On his records John Maus is a dedicated pop songwriter, striking right at the core of chorus, reaching for and latching at Big Moments. On stage he brutally undermines everything he's achieved at home. His pop songs are equal parts taut and sloppy, sentimental and flippant, and often blatantly stupid. But they're always strangely intimate in their shirking of decorum, and there's never the sense that John Maus is playing “the artist” for you, even though he definitely is.

Live, he's all release; the fan too. Live, these pop songs soundtrack an exorcism. At times you can barely hear the song beneath the clipping vortex of groans and cries. And despite how initially funny it is — watching a pop artist do bad karaoke to his own songs — it's touching in the end, the way Maus co-opts familiar and outdated pop textures and wrenches them back onto centre stage, leaving us to wonder where they've been lost for so long. Remembering vaguely where we were when they prevailed.

John Maus isn't a pop star and he's barely a musician. John Maus is feeding us the release we still expect — but most of us won't dare take — from pop music: the crowfooted face of blind ecstasy, the complete unencumbered inhabiting of The Moment; the way a chorus can sometimes, miraculously and heartbreakingly, stricken us for months. On stage, John Maus's performance is a directive and a reminder. Pop can't maintain its essence if it doesn't have hysteria, if it doesn't have an element of the obsessive, of the proudly gratuitous. Pop music can sometimes make us ugly, awkward, ridiculous, and in fact it's all the better when it does. John Maus knows and makes a point of exhibiting this.
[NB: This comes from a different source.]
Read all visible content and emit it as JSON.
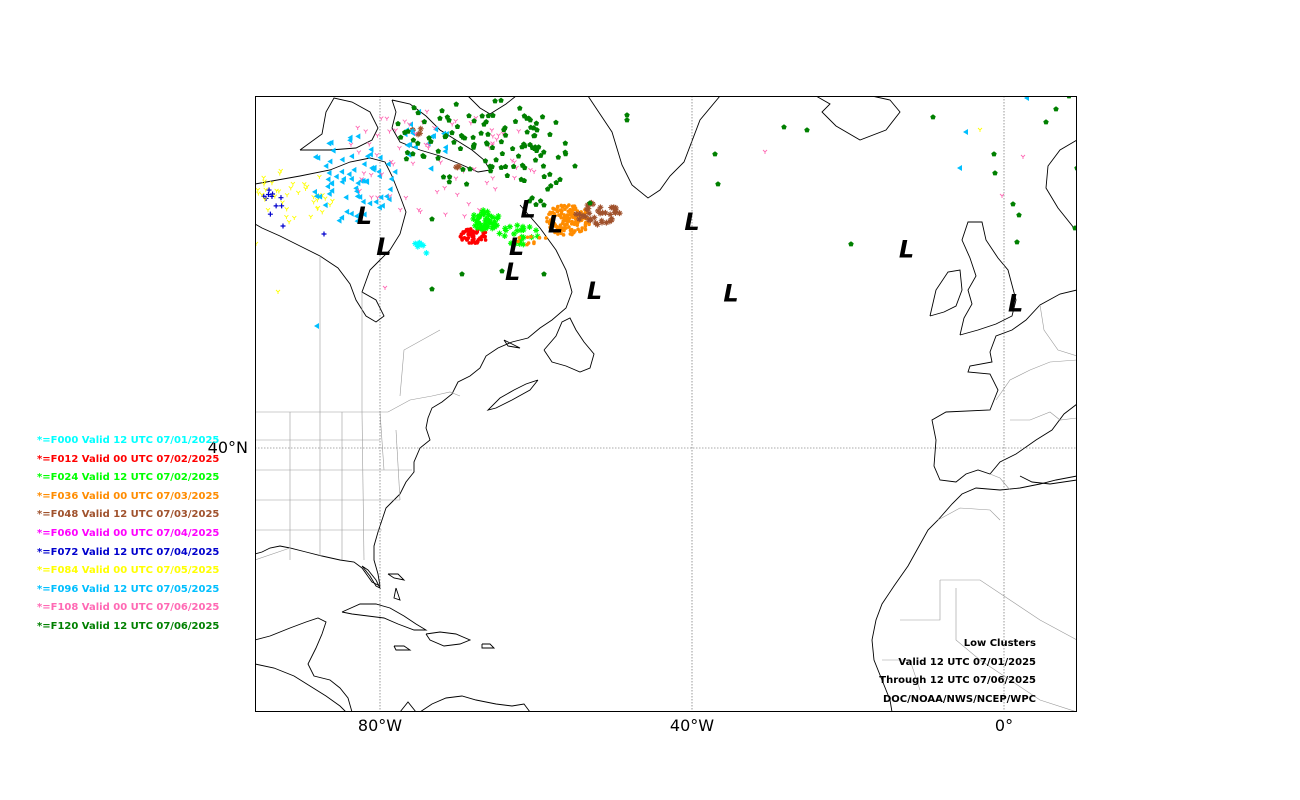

Tonight, Maus doesn't even look like he owns these songs. He's not the artist presiding over an audience, and in his plain jeans and loose button up shirt, he's not a star. John Maus is the audience to his own creations, he's the response that he wants. Pop music is still powerful — Justin Bieber can make teenage girls faint, and many of us hum Rebecca Black on our way to work on Fridays — but there's the sense tonight that John Maus is duly reminding us why we still desire it. The euphoria of a shared intimacy through utterly inane posturing, the dumb power of lyrics that make no sense on a page, the attraction of body movements that betray our innate desire to flail in some swelling wind that isn't even there. None of this bears explaining. It just is.
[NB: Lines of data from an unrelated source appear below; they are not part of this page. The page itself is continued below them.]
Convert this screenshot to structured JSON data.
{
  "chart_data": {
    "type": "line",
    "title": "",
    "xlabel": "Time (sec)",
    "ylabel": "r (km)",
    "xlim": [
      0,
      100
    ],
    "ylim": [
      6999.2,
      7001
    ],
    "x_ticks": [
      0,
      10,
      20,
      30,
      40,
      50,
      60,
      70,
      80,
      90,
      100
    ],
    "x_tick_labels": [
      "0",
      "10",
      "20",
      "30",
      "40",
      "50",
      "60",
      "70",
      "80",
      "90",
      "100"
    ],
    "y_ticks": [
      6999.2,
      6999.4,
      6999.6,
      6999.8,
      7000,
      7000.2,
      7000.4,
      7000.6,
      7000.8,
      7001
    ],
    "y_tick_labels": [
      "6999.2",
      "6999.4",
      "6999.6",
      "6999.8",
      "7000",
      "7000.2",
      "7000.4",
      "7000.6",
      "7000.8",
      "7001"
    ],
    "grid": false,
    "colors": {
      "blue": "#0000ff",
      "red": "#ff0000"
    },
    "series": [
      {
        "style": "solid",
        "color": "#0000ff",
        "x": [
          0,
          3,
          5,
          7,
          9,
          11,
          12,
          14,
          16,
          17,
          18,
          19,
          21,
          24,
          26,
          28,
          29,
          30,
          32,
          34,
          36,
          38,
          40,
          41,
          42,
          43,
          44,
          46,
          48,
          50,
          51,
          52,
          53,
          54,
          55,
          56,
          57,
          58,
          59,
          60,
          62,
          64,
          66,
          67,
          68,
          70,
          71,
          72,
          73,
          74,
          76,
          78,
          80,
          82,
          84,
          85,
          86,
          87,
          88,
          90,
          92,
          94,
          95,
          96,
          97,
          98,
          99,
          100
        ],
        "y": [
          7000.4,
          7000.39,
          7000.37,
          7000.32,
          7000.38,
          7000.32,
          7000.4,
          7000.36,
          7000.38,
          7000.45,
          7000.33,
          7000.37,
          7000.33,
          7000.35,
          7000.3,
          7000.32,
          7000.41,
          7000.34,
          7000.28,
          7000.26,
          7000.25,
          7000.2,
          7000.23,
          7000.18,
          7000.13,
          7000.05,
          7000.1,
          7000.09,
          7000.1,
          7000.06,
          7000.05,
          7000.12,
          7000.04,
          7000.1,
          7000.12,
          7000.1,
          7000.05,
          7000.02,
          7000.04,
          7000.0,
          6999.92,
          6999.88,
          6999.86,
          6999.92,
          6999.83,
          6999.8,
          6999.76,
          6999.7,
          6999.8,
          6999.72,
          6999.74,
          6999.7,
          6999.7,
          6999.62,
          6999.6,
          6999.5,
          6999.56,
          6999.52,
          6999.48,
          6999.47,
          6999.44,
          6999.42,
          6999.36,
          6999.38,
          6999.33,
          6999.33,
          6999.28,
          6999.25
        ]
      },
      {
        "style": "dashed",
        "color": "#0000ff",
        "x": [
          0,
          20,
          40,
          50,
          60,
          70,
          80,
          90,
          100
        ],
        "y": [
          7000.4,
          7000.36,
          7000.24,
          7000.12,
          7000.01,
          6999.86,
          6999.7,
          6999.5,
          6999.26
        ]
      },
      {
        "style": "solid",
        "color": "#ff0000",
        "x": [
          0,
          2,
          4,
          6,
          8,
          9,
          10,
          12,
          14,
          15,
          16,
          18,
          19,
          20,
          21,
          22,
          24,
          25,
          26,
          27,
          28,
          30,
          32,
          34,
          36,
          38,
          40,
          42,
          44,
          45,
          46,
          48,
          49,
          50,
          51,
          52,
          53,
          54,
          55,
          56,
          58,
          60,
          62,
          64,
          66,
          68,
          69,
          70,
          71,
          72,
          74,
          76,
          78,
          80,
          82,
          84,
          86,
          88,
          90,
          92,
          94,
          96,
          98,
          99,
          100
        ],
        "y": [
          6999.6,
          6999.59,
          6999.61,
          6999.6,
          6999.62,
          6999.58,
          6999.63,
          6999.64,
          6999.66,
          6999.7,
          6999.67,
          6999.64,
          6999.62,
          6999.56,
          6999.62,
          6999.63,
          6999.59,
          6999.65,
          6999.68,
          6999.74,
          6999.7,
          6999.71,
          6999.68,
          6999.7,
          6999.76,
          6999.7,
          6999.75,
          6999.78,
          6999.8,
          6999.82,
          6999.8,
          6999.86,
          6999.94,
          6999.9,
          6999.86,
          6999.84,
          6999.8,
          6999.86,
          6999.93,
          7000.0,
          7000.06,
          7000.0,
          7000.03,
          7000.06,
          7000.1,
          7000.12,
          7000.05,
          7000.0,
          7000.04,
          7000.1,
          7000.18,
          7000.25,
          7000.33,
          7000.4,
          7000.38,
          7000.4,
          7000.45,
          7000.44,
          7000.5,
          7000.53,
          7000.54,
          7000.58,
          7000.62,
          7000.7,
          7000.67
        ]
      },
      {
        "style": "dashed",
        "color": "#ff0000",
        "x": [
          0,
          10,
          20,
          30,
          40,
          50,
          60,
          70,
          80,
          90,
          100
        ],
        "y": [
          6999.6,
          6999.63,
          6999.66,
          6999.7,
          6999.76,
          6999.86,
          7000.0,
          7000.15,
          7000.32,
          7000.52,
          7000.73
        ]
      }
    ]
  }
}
John Maus opened his show tonight with 'Quantum Leap', one of his most philosophically explicit songs. “Dead zone is a sign of the times” is the dominant mantra, possibly alluding to the cyclical nature of pop culture in the 21st century, the ravenous picking away and recycling of history and heritage, the lack of the new, the celebration of what once was. If we have indeed reached this alleged End of History, then what can pop continue to be but a celebration of itself? What is left to celebrate but the notion of pop? In this way John Maus can have his cake and eat it too.